Summary:
Descrizione fisica
Il territorio della Mongolia è racchiuso tra quelli di Russia e Cina, senza alcuno sbocco sul mare. Il paesaggio tipico è quello della steppa, che lascia il posto alle distese desertiche del Gobi nella parte sudorientale, dominata da un altopiano. A Nord e Sud si trovano le catene montuose. I pochi corsi d’acqua presenti si concentrano nella parte settentrionale, mentre a Sud sono totalmente assenti. Il clima continentale è caratterizzato da forti escursioni termiche stagionali.
Popolazione
La maggioranza degli abitanti appartiene all’etnia mongola, ma sono presenti altre minoranze, tra le quali un numero ristrettissimo di Tsaatan, pastori nomadi che vivono grazie all’allevamento delle renne. La lingua ufficiale è il mongolo, appartenente al ceppo uralo-altaico. La religione buddhista lamaista, praticata dalla gran parte degli abitanti, è stata soggetta, in passato, a diversi tentativi di soppressione da parte del regime comunista.
Economia
L’economia mongola è storicamente legata alla pratica dell’allevamento, esercitato in forma nomade. Sono presenti buone risorse minerarie, in particolare di carbone. L’industria, presente su scala locale, ha comunque un peso significativo.

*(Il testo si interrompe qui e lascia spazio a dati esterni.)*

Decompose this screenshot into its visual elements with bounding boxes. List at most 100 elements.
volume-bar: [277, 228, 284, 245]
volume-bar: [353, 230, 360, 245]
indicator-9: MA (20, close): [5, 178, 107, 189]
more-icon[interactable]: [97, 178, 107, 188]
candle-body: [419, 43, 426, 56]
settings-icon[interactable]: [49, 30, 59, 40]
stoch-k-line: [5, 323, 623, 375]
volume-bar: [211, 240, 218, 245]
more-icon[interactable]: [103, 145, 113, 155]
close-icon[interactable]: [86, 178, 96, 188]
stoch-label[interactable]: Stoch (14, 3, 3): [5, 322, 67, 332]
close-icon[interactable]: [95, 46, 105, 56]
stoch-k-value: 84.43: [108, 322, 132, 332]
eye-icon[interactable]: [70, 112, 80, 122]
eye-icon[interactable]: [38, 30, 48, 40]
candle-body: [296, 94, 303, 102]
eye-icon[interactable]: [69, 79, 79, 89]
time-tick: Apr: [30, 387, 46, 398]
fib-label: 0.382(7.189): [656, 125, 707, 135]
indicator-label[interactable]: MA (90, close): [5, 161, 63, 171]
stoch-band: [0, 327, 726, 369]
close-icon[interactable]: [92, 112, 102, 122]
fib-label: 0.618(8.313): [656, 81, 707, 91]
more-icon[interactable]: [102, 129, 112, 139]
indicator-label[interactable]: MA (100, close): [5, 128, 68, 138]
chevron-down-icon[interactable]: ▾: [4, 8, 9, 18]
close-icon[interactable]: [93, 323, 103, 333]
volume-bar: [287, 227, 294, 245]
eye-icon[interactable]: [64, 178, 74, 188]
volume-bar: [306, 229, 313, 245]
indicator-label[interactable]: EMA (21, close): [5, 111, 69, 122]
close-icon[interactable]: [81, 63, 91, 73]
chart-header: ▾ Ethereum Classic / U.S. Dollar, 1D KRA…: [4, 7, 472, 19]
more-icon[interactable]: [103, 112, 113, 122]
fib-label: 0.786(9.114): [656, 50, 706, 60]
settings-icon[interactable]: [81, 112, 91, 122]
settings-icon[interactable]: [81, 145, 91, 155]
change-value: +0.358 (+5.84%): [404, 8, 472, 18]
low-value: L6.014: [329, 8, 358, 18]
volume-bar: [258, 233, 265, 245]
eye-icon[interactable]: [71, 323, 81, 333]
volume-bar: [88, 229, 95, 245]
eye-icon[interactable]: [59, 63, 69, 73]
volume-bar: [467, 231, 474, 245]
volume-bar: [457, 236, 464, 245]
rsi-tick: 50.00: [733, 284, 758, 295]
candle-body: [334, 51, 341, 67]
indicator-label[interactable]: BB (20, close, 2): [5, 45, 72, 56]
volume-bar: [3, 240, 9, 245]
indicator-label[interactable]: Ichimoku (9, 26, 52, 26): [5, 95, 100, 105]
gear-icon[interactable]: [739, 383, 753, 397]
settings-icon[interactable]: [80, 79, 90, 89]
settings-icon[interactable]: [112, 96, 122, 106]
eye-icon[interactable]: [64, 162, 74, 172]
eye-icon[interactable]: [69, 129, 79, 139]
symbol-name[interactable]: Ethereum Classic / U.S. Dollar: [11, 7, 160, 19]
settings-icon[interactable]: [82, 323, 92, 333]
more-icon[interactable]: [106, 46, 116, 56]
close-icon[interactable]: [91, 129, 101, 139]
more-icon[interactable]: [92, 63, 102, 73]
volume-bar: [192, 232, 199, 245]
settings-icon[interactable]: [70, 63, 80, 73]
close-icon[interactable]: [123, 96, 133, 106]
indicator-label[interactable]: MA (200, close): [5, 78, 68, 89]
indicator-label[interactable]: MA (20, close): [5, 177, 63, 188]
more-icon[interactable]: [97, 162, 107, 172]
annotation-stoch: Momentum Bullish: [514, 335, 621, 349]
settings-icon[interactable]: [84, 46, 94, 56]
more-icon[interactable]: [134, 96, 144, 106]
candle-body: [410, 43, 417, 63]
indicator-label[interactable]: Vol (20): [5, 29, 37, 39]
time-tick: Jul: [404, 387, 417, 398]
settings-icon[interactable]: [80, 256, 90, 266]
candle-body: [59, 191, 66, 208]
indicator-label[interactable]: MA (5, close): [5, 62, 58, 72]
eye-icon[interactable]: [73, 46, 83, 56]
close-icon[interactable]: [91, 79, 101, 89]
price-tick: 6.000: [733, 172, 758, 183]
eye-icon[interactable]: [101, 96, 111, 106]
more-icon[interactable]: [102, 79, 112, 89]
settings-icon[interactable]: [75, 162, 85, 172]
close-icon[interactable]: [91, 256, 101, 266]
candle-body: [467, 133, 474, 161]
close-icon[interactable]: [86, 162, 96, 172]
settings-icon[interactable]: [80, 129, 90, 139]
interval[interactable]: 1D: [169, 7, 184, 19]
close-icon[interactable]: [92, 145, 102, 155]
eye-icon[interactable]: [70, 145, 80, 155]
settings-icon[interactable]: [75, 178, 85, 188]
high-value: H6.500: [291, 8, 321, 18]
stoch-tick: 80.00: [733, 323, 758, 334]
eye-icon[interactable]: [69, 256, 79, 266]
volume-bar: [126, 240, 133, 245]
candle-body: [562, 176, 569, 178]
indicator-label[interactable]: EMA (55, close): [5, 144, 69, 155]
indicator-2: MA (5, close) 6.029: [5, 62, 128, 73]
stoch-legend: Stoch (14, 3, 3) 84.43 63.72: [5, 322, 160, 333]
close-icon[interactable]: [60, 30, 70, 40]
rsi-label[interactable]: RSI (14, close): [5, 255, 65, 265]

Capitale e cittĂ principali
Ulan Bator, capitale e unica città importante della Mongolia, è situata sul fiume Tuul, circondata da dorsali montuose. Tra i suoi quartieri sono identificabili due aree storiche: la Città Sacra dei mongoli e la cittadella cinese. Importante punto di collegamento tra Russia e Cina, è attraversata dalla famosa linea ferroviaria transiberiana.
Cenni storici
Popolata fin dall’antichità da gruppi nomadi, vede il suo momento di maggior splendore durante l’impero di Gengis Khan, intorno al Duecento. Alcuni secoli dopo, nel Seicento, la Mongolia è sotto il dominio cinese, per poi passare sotto l’influenza russa. Con la morte dell’ultimo Buddha vivente, guida spirituale della nazione, viene proclamata la Repubblica Popolare Mongola, sul modello sovietico. Negli anni Ottanta è avviato un processo di democratizzazione, culminato con l’introduzione del multipartitismo dopo il crollo dell’URSS.